VOT Research Desk
After a brand-new week, the price of bitcoin is currently having trouble getting over a little obstacle. When examined more closely, it becomes clear that BTC has the ability to start a rally but is unable to do so despite the absence of upside resistance.
A bearish divergence would arise if this trend persisted and allowed four-hour candlestick closures to create a local peak at this point.
When the price of Bitcoin makes a higher high and the momentum indicator, the Relative Strength Index, makes a lower high, a technical formation is formed.
This deviation from the norm signals a weak basis for price appreciation and frequently results in an uptrend reversal.
Despite the fact that this trend may appear negative in the near future, a regression to $16,704 will allow sidelined purchasers to stockpile BTC at that price.

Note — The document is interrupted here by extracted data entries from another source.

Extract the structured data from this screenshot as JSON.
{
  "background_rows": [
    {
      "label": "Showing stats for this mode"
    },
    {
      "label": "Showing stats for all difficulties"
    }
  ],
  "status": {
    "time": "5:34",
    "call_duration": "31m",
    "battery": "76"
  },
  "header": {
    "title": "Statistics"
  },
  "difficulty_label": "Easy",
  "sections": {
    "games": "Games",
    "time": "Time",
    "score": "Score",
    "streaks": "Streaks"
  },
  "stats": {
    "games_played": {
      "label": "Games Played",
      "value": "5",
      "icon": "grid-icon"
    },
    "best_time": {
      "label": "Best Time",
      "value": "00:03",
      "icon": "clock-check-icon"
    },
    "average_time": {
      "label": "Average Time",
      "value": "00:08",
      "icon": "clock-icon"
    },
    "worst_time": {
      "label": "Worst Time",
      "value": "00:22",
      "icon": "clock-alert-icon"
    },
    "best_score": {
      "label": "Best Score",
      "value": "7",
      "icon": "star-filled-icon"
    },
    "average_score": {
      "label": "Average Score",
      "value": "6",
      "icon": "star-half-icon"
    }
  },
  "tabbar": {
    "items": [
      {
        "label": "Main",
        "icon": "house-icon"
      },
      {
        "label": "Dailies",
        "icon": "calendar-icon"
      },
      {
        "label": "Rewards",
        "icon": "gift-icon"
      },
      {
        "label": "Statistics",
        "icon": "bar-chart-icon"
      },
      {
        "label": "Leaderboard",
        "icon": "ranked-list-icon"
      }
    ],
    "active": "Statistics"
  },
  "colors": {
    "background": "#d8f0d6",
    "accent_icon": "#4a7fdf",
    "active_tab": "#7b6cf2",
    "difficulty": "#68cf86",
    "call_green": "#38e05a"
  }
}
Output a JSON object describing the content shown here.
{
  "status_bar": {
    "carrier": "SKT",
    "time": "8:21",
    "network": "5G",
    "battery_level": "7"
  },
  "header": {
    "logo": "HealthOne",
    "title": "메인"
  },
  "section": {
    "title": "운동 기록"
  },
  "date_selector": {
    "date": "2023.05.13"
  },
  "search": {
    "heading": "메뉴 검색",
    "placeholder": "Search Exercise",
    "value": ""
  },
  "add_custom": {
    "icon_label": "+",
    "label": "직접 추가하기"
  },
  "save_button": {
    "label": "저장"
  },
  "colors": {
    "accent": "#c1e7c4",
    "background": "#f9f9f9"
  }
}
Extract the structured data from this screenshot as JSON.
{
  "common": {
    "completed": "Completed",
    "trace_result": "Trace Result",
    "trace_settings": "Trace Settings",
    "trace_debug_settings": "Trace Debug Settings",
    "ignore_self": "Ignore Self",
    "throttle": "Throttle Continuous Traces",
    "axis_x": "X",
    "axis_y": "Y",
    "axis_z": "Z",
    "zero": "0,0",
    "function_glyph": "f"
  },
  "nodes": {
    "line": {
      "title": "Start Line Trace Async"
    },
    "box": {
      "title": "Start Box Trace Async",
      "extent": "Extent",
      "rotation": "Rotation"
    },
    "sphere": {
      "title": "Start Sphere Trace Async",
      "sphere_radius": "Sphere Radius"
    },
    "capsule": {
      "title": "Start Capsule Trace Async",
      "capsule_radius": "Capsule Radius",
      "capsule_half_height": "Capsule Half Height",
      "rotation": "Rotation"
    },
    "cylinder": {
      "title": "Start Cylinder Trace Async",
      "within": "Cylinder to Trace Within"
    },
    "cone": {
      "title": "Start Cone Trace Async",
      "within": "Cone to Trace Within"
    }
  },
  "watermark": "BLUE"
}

If purchasing pressure picks up again at this point, Bitcoin price may begin its next rally and retest significant resistance at $17,593 and $19,235.
The latter level, known as Point of Control (POC), is the most actively traded level in 2022 and is anticipated to exert tremendous selling pressure. This barrier is therefore an excellent level to book profits.
In this case, 1.12 million addresses that bought 450,800 BTC are “Out of the Money.
Investors should be aware that, even though the future for the price of bitcoin is unquestionably favorable, a retreat that goes above the $16,500 mark is a warning of weakness.
The bullish thesis for BTC will be invalidated if the four-hour candlestick closes below $15,894 and a lower bottom is made.
Bitcoin’s price could drop to its low point of $15,443 from November 21 as a result of such a development.